Each of A and B is a real nxn matrix with:
- A+B = I (identity) and:
- rank(A)+rank(B) = n
Does each of those identities always hold?
- A2 = A
- B2 = B
- AB = BA = 0
If so, prove it.
Otherwise, provide a counterexample.
Sylvester's Rank Inequality states that if matrix A is m by n and matrix B is n by p, then rank(A)+rank(B) <= rank(A*B) + n.
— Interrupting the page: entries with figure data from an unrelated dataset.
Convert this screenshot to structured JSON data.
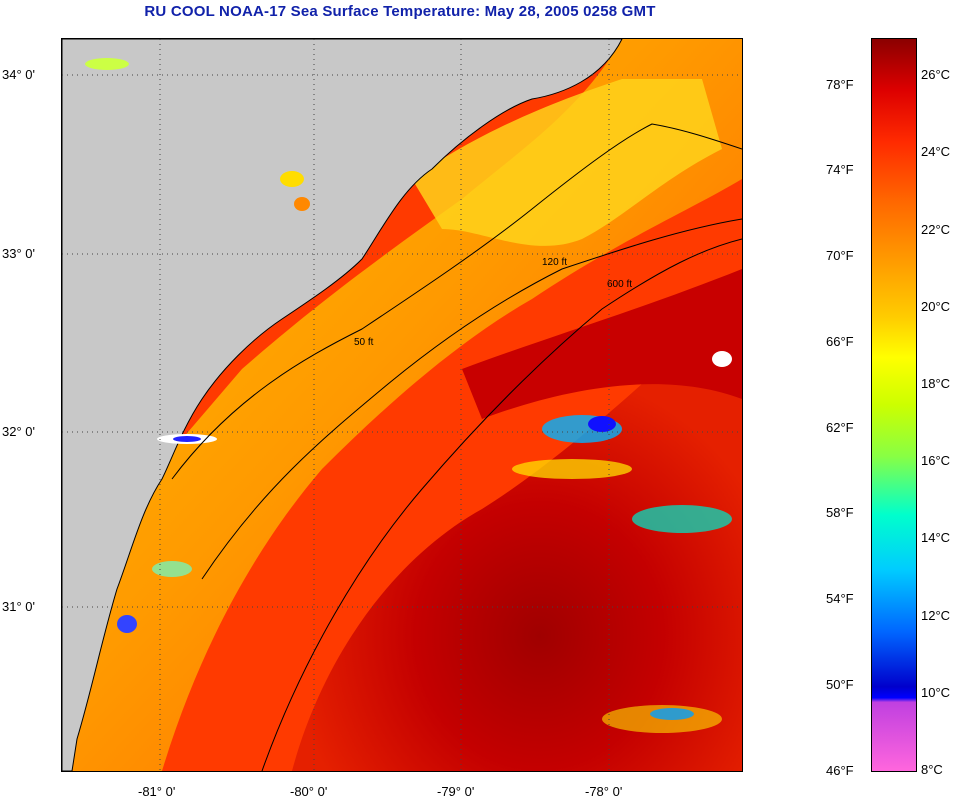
{
  "title": "RU COOL  NOAA-17  Sea Surface Temperature:  May 28, 2005 0258 GMT",
  "map": {
    "lat_labels": [
      "34° 0'",
      "33° 0'",
      "32° 0'",
      "31° 0'"
    ],
    "lon_labels": [
      "-81° 0'",
      "-80° 0'",
      "-79° 0'",
      "-78° 0'"
    ],
    "contour_labels": [
      "50 ft",
      "120 ft",
      "600 ft"
    ],
    "colors": {
      "land": "#c8c8c8",
      "cloud": "#ffffff"
    }
  },
  "colorbar": {
    "fahrenheit": [
      "78°F",
      "74°F",
      "70°F",
      "66°F",
      "62°F",
      "58°F",
      "54°F",
      "50°F",
      "46°F"
    ],
    "celsius": [
      "26°C",
      "24°C",
      "22°C",
      "20°C",
      "18°C",
      "16°C",
      "14°C",
      "12°C",
      "10°C",
      "8°C"
    ]
  }
}
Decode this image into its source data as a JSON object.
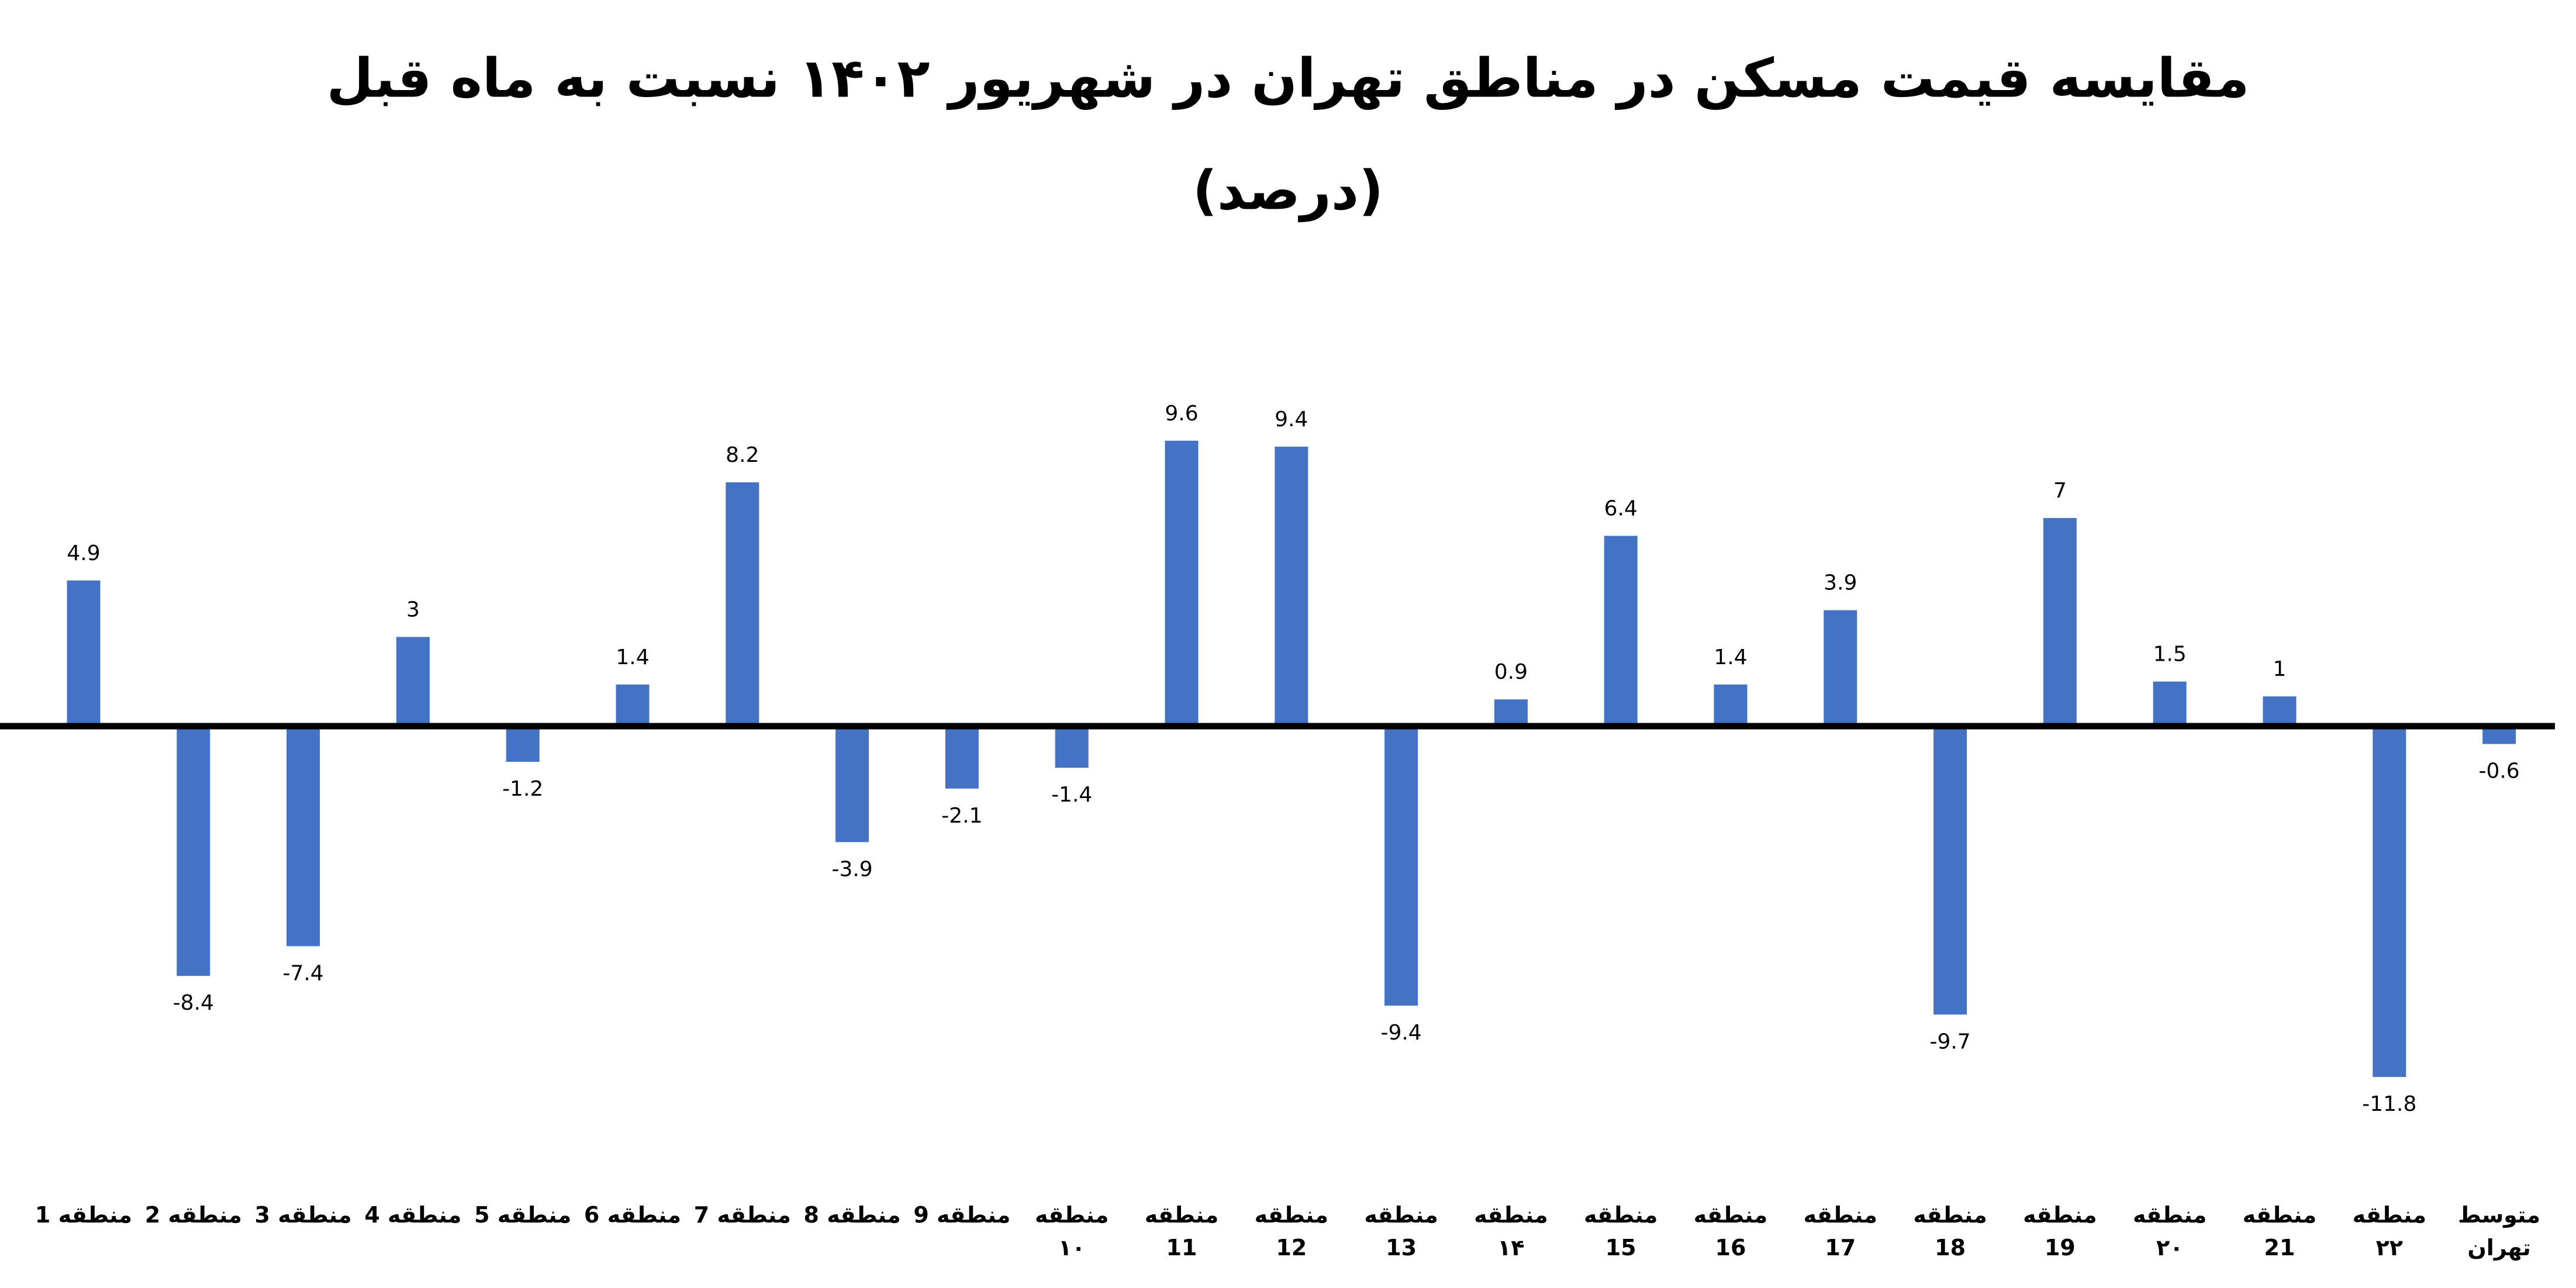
{
  "chart_data": {
    "type": "bar",
    "title": "مقایسه قیمت مسکن در مناطق تهران در شهریور ۱۴۰۲ نسبت به ماه قبل",
    "subtitle": "(درصد)",
    "categories": [
      "منطقه 1",
      "منطقه 2",
      "منطقه 3",
      "منطقه 4",
      "منطقه 5",
      "منطقه 6",
      "منطقه 7",
      "منطقه 8",
      "منطقه 9",
      "منطقه ۱۰",
      "منطقه 11",
      "منطقه 12",
      "منطقه 13",
      "منطقه ۱۴",
      "منطقه 15",
      "منطقه 16",
      "منطقه 17",
      "منطقه 18",
      "منطقه 19",
      "منطقه ۲۰",
      "منطقه 21",
      "منطقه ۲۲",
      "متوسط تهران"
    ],
    "values": [
      4.9,
      -8.4,
      -7.4,
      3,
      -1.2,
      1.4,
      8.2,
      -3.9,
      -2.1,
      -1.4,
      9.6,
      9.4,
      -9.4,
      0.9,
      6.4,
      1.4,
      3.9,
      -9.7,
      7,
      1.5,
      1,
      -11.8,
      -0.6
    ],
    "color": "#4472c4",
    "ylim": [
      -14,
      14
    ]
  }
}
We are given rank(A)+rank(B) = n, therefore rank(A*B) = 0. The only matricies with rank 0 are the zero matricies, therefore Identity 3, AB=BA=0, is true.
Then to prove the other two identities, we can create some equalities for A^2 - B^2 and A^2 + B^2:
A^2 - B^2 = (A+B) * (A-B) = I * (A-B) = A - B
A^2 - B^2 = A - B
A+B = I = I^2 = (A+B)^2 = A^2 + AB + BA + B^2 = A^2 + B^2
A^2 + B^2 = A + B
Add the two simplified identities:
(A^2 - B^2) + (A^2 + B^2) = (A - B) + (A + B)
2A^2 = 2A
A^2 = A
This proves Identity 1. Identity 2 is proved similarly with B^2 - A^2 = B - A and A^2 + B^2 = A + B.